Cultural gathering continues to grow
In its fourth year, "The Culture Connection" community cookout and picnic continues to expand.
"We are over double what we had last year," said Audrey Thayer, coordinator of the Greater Minnesota Racial Justice Project of the American Civil Liberties Union of Minnesota.
The event, held Thursday afternoon at UpNorth Marina in Bemidji, will next year be called the Cultural Connection Festival because it has expanded its offerings so much, Thayer said, noting an entertainment lineup that included Northern Ojibwe Drum and Dance, Rocky Mountain, Dennis Montgomery, Shylan Rose & Friends, Jill Naylor-Yarger and Mike Nayor & Friends.
"The whole purpose is to reach the community (and focus on the) importance of diversity in our community," she said, adding that Cultural Connection focuses on embracing that diversity.
Harlan Johnson, a member of both the Red Lake and White Earth reservations, is an intern from Bemidji State University working with the GMRJP. Johnson was a big part of the Cultural Connection, Thayer said. "He's done an awesome job putting this together."
Johnson and Mike Newago grilled hamburgers, bratwurst and hot dogs all afternoon as a steady stream of people passed through the food line.
"We ordered 250 (hamburger) patties, 150 brats and 150 hot dogs, and then we went out and got some more," Johnson said.
"This was Audrey's idea four years ago," said Charles Samuelson, executive director of the ALCU of Minnesota. Thayer recognized that different groups were trying to do similar things and she felt they could come together, Samuelson said.
"It's just grown and grown and grown," he said.
Samuelson said people have a misconception of what the ACLU is all about.
"When people talk about the ACLU, they talk about suing people, going after the government, going after the cops," Samuelson said. "This is more what the ACLU is about. ... This is a fun celebration."
Lisa Roulette, who attended the event with her 3-year-old granddaughter, Iris Paul, said the Cultural Connection helps people to get a better understanding of what the ACLU does and helps people understand cultural differences.
Despite three reservations in close proximity to the Bemidji area and a significant American Indian population in Bemidji and Beltrami County, there is little mixing here between whites and American Indians, said Roulette, who has nine children ranging in age from 24 to 9, most of whom are mixed-race.

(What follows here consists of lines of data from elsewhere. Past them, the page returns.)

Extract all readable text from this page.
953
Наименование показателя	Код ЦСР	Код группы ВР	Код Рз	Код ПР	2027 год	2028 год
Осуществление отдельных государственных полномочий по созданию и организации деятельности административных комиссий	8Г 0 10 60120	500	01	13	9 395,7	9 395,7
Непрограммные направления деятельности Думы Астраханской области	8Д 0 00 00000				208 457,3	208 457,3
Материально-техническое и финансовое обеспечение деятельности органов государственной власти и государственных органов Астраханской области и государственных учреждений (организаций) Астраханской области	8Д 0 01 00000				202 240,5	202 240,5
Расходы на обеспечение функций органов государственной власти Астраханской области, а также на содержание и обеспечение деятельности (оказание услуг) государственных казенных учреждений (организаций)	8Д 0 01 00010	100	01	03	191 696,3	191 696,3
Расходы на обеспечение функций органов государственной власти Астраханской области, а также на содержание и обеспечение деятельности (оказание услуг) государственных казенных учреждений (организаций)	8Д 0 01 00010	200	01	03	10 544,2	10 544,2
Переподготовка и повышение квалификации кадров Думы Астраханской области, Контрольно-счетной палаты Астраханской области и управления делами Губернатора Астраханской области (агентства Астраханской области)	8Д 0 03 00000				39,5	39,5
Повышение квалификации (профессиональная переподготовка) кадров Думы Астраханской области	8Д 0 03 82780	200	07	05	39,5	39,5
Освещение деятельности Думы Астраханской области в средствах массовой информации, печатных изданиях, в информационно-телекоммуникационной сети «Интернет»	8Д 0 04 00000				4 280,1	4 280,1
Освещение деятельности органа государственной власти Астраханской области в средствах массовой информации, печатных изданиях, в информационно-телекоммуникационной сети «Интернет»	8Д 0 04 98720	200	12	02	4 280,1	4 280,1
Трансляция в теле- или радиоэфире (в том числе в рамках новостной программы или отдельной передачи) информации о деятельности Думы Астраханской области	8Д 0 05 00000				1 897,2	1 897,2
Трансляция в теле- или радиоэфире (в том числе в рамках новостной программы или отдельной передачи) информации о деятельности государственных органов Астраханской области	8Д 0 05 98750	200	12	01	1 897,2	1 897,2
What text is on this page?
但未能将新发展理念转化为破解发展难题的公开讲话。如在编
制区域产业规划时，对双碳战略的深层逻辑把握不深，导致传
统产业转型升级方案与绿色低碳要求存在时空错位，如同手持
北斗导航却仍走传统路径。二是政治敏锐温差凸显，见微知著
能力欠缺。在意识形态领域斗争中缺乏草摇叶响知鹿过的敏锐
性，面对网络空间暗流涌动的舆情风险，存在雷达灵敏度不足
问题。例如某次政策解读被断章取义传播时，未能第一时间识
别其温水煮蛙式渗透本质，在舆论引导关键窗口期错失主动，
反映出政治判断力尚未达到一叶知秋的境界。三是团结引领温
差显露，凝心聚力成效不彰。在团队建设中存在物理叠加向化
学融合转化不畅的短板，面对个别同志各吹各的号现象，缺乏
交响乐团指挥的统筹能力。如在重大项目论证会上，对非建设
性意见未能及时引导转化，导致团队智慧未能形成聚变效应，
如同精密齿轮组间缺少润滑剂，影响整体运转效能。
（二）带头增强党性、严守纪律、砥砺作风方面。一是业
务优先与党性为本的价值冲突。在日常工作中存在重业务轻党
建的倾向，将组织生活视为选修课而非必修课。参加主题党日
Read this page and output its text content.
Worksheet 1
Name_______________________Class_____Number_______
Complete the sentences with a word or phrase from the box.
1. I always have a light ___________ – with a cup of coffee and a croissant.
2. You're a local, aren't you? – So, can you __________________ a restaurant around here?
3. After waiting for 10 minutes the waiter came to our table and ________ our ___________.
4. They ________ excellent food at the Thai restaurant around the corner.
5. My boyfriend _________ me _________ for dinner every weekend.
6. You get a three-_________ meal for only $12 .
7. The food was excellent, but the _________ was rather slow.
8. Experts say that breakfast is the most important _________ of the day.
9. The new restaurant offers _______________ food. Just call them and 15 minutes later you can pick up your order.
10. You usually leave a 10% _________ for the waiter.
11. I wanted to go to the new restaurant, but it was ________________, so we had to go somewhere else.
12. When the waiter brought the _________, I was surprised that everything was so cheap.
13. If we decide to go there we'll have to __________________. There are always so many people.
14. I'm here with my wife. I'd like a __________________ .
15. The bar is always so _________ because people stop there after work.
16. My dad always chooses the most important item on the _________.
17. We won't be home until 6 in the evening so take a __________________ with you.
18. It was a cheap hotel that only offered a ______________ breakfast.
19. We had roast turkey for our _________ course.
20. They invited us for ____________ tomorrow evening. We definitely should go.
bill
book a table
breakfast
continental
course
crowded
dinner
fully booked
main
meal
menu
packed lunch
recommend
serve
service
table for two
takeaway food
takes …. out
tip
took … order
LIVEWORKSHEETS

"My kids don't see it," she said. "I've tried really hard to make that invisible to them."
Her children have multicultural friends, she said, adding that her youngest child is white but embraces cultural diversity.
"My son Ivan is white," Roulette said. "He makes a point of crossing cultures and not making his whiteness an issue."
Kris Cunningham, a young black man who has lived in Bemidji for eight years, said he felt Thursday's Cultural Connection was inviting to people of all cultures and ethnicities.
"I believe culture is important," said Wayne Carson. "Racism is always there, but this is a way to show that our native culture is beautiful, our traditional ways ... It's come together as a community, to understand and respect each other."
Richard Kingbird said it's good for people to come together and talk about things that matter to them.
The Cultural Connection featured speakers and entertainment under a large tent throughout the afternoon. Another tent housed booths representing about 20 organizations, such as U.S. Census 2010, Evergreen House and the Nokomagiisis Program of the Northwoods Coalition of Family Safety.
"Everyone seems friendly and getting along really well," said Georgia Fay, an elder with Nokomagiisis. "People are saying hi to me that I never saw before."
"It is one of the few places where I know there isn't a whole lot of prejudice," said her daughter, Linda Fay.
Georgia Fay noted that the sponsors of the Cultural Connection cross cultural lines.
"I think the sponsorship is good because it's not just native American," she said. "It helps spread the word that this is not just for native Americans."
Roulette stressed the importance of being open to other cultures, people and ideas.
"I just think it's really important for people to become more comfortable stepping outside of their comfort zone and saying 'hi' to their neighbors," she said.